Antique Razor Collector's Guide: Brands That Make the Cut

Updated April 13, 2021
Antique Razor

Oftentimes, the most interesting artifacts from history are connected to the most mundane and overlooked activities, such as the antique razor and its connection to barbering and its role in constructing male fashion. First achieving social fame with the quintessential straight razor during the 19th century, people have been using sharp tools to trim and shape the hair on their bodies for centuries. Yet, these historic tools can actually serve for a close 21st century shave, one the likes of which you've never experienced before.

Historic Development of Razors

Archaeological research proves that humans have been shaping their facial hair for centuries, making early razors out of natural materials like horn, flint, stone, bone, and tortoiseshell. Of course, the oscillating popularity of beards and closely shaved faces meant that razors were constantly evolving. Yet, with Jean-Jacques Perrot's straight razor, which came equipped with an 'L' shaped wooden guard, came a new style of easily stored straight razor. By the late 19th century, straight razors were being decorated along their spines, thinned out with hollow ground blades, and designed with elongated tangs to create beautiful, and deadly, works of art. However, King Camp Gillette's 1901 patented safety razor changed the razor industry forever with its disposable set of sharpened blades the likes of which are still being used today.
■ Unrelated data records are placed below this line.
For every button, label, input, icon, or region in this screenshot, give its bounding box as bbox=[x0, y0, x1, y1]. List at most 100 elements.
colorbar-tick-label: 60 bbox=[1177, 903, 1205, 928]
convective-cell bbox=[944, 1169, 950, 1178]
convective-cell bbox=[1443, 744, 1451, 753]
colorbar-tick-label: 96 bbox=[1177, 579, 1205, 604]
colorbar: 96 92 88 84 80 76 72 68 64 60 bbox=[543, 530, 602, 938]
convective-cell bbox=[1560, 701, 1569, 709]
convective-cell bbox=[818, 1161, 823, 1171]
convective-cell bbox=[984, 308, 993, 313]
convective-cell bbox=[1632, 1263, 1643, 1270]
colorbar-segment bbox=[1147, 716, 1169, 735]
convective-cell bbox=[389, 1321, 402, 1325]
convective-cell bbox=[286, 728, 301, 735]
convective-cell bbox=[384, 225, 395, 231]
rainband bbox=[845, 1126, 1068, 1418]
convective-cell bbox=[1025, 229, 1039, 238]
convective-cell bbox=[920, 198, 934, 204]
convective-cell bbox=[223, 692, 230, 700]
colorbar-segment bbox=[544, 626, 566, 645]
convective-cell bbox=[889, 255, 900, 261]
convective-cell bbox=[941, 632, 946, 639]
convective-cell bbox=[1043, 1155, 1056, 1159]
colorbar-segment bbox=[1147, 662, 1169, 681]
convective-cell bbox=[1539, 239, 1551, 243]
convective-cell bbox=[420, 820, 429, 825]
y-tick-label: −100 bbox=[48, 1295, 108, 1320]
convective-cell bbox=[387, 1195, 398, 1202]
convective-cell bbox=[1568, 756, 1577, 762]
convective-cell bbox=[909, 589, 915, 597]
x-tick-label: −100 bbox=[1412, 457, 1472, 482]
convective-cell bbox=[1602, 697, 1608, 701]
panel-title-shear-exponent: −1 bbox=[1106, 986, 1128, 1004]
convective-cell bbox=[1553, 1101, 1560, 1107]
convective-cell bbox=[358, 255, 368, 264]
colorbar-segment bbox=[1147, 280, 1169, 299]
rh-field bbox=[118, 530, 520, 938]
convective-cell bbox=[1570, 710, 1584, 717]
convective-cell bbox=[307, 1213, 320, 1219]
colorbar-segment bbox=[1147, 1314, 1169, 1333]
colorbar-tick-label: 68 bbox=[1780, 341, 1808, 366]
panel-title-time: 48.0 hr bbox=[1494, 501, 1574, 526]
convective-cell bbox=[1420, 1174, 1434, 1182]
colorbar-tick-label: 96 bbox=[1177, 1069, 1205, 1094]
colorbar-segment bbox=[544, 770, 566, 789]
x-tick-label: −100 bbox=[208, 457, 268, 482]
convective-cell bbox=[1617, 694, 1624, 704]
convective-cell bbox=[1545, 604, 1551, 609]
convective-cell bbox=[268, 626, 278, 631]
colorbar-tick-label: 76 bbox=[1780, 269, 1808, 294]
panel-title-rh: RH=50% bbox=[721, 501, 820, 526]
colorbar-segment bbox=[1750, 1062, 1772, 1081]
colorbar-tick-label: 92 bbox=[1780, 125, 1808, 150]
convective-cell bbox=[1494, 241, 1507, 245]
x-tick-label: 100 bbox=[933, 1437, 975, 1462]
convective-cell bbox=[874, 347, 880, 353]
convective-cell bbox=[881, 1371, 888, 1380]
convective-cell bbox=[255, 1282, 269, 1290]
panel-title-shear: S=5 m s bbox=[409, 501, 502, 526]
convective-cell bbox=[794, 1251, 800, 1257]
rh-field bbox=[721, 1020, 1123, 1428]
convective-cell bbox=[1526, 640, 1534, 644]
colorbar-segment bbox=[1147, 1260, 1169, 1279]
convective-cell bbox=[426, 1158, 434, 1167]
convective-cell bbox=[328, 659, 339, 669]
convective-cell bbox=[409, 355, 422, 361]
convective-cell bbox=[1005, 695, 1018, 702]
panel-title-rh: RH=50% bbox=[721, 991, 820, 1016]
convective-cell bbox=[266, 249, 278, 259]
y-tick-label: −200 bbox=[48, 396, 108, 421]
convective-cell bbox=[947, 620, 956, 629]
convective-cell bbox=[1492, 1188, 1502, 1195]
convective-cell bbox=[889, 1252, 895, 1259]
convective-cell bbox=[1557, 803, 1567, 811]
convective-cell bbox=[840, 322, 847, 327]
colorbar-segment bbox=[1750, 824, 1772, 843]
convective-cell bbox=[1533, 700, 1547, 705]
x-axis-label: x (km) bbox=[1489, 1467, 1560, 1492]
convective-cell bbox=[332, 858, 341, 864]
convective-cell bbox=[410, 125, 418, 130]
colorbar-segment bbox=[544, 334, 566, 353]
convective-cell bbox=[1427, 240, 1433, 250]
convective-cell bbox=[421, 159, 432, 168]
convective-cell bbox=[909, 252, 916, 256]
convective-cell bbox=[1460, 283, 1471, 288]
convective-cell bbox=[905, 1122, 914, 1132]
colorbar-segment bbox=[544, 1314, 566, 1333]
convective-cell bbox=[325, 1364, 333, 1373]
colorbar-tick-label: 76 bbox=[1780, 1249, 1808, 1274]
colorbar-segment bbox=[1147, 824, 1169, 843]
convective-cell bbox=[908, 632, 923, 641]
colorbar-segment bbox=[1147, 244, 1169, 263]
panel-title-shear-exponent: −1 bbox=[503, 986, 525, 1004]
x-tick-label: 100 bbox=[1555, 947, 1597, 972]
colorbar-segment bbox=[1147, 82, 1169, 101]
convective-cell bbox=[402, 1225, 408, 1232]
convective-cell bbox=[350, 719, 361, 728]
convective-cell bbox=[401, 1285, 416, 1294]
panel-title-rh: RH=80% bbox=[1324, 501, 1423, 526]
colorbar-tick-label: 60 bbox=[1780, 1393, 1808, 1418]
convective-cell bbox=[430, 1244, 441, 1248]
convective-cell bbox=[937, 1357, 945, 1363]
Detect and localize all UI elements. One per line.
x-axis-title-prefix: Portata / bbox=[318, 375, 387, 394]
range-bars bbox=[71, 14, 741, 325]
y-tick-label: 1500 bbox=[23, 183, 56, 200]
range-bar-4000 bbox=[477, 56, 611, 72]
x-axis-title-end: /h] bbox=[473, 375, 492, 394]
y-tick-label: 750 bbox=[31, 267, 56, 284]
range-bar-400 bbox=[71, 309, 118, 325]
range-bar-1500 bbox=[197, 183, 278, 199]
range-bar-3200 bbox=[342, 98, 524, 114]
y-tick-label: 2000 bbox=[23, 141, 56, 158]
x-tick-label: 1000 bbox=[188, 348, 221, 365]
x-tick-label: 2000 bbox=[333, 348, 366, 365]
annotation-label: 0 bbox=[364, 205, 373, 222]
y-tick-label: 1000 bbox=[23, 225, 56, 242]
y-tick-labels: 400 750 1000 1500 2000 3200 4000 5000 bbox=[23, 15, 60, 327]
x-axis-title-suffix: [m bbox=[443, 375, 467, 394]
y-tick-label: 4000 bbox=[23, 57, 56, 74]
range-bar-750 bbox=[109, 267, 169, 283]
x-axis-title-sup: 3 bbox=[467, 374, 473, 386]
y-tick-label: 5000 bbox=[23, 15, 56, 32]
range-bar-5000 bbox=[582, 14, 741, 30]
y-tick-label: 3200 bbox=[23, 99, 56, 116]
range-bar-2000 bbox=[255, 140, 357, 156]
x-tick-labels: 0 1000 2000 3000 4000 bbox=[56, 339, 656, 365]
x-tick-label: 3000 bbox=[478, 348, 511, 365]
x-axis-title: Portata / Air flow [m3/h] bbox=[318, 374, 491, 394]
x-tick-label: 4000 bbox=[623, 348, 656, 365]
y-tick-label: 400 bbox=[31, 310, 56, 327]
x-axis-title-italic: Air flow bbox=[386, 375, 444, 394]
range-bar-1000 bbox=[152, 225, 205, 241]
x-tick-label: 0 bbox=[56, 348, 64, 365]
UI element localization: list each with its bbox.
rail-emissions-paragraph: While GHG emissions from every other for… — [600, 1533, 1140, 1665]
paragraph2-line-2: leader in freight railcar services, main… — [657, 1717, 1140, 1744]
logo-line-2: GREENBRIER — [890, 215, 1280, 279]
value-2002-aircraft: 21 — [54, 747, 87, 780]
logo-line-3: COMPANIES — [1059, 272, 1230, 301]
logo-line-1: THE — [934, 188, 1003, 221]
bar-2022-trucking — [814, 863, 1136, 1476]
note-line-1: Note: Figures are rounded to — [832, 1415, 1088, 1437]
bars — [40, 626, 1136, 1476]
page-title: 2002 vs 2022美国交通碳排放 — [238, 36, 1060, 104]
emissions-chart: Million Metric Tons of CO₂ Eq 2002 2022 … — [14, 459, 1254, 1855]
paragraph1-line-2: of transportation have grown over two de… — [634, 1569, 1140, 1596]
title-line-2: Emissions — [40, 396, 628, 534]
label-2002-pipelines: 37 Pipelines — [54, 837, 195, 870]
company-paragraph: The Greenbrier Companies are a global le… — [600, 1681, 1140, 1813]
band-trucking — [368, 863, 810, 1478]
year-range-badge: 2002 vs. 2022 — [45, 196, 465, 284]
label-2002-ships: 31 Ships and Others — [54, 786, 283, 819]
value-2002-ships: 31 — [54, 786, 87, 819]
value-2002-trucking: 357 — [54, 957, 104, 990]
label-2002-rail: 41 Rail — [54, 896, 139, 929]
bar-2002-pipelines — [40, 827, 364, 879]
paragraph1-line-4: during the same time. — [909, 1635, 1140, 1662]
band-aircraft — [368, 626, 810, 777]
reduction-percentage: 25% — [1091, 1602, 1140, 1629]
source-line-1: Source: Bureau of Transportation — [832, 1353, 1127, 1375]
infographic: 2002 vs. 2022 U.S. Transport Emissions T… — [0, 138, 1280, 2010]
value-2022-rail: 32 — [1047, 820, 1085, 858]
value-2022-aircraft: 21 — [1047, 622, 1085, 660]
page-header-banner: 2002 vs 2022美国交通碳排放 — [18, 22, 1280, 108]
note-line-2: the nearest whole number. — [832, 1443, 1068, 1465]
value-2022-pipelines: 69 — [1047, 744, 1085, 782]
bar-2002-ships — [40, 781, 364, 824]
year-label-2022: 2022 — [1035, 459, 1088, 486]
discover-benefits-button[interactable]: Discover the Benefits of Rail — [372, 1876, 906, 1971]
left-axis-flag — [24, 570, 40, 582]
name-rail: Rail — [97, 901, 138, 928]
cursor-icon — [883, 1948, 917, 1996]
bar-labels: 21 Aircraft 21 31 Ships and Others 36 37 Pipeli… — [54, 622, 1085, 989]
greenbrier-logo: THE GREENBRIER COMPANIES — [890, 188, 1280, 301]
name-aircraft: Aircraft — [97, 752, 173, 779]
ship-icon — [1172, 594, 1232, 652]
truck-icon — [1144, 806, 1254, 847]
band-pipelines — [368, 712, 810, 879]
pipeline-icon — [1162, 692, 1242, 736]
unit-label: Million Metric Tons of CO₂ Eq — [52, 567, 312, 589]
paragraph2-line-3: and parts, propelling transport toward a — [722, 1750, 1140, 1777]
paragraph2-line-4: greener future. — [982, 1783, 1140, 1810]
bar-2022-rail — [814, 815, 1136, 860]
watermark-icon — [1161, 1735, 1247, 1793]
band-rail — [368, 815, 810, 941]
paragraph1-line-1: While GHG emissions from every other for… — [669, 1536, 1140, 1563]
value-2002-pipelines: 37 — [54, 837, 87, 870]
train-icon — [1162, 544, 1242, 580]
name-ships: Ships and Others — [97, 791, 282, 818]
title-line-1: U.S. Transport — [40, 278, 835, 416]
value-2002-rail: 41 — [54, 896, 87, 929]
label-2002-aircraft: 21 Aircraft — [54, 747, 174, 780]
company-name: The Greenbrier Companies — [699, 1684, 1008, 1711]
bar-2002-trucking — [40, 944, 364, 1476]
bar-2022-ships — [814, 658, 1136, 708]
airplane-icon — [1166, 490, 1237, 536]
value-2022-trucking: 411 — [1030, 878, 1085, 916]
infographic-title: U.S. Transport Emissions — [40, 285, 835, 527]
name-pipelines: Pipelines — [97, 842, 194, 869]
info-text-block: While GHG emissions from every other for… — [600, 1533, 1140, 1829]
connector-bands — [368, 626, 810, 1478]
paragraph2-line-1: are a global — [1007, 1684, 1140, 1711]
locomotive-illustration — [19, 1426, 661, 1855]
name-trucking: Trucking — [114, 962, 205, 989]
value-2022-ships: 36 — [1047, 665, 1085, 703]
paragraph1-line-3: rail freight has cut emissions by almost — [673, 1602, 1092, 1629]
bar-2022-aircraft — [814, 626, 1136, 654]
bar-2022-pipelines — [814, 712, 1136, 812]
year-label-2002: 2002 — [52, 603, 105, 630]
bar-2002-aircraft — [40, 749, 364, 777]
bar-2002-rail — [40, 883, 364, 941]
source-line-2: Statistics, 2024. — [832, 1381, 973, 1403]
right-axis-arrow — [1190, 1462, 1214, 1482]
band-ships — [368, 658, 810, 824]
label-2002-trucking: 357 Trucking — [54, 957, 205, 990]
Identifying Antique Razors

One of the difficult aspects of identifying an antique razor is the fact that many vintage straight razors closely resemble antique razors; however, the materials used to make the handles can be a great tell of a razor's age. For example, things like bakelite and plastics were popular during the mid-century and would most likely be found on both a vintage straight razor and a safety razor. Looking at a straight razor's spine (the butcher-knife shaped blade) and/or tang (the piece connecting the handle to the blade) for any maker's marks or advertising can help you get an idea of the razor's age. However, dating these items is best left to a professional because tiny nuances in the shape of the handle or curve of the blade can indicate an entirely different era of one razor from another. If you'd like to do more research on a specific antique razor that you have, you can check out these detailed resources for more information.

Identifying Antique Razor

Notable Antique Razor Brands

The golden era of the antique razor is the mid-19th century to the early 20thth century, and the number of manufacturers from around the world that crafted their own versions of this grooming tool is quite prolific. Regionally, America, Germany, and England were well-known for the quality of their razors, and many modern razor collectors are attached to the different geographic styles that developed out of each location. Here are some of the most notable manufacturers that produced razors during the 19th and early 20th centuries:

  • Edwin Jagger
  • Kampfe Brothers
  • Gillette
  • Dovo
  • Frederick Reynolds
  • Krupp
  • Wade & Butcher
  • Robeson Cutting Co.

Antique Razor Values

There's a dedicated group of gentleman collectors who enjoy finding items related to the history of men's dress and the various accoutrements that gentlemen used to make themselves socially presentable, but casual collectors can compete with these seasoned professionals since most antique razors only cost between $100-$300. Take this 1920s Wardonia England safety razor that's listed for about $65, and this 19th century Frederick Reynold straight razor that's listed for nearly $100, for example. Restored razors, on the other hand, will cost a bit extra because they've been cleaned and sharpened to be prepped for immediate use; for instance, this Wade & Butcher "Celebrated Washington Razor" has been restored and is listed on Classic Shaving's website for almost $600.

Antique Razor Restoration

Now, some of you probably have an antique razor passed down to you from your grandfather or great-grandfather tucked away in a box of trinkets somewhere in your house, but you've always considered it to be too rusty to actually do anything with. Before you run to get that tetanus shot and try handling the aged beauty yourself, take a look at the various restoration services available specifically for antique razors. The Razor Emporium is a fabulous option as they specialize in the art of the shave and offer three different levels of restoration: tune-up, revamp, straight razor. Each of their services is under $50, making them a particularly affordable restoration business given the high prices other antique restoration experts can charge.

Vintage cut throat razor

Antique Razors Are the Cutting Edge

Forever memorialized as both a tool and a weapon in the classic Stephen Sondheim musical, Sweeney Todd: A Demon Barber of Fleet Street, the antique razor has established itself as an icon of gentlemen's dress in popular culture. Modern day hipsters began to bring back the tradition of shaving with straight razors in the 2010s, meaning that there's still a place for this historic practice in the modern world. However, you don't have to grow facial hair in order to enjoy the sleek designs of historic razors, and you can always put one of them on display in your home as a beautiful and threatening new decoration.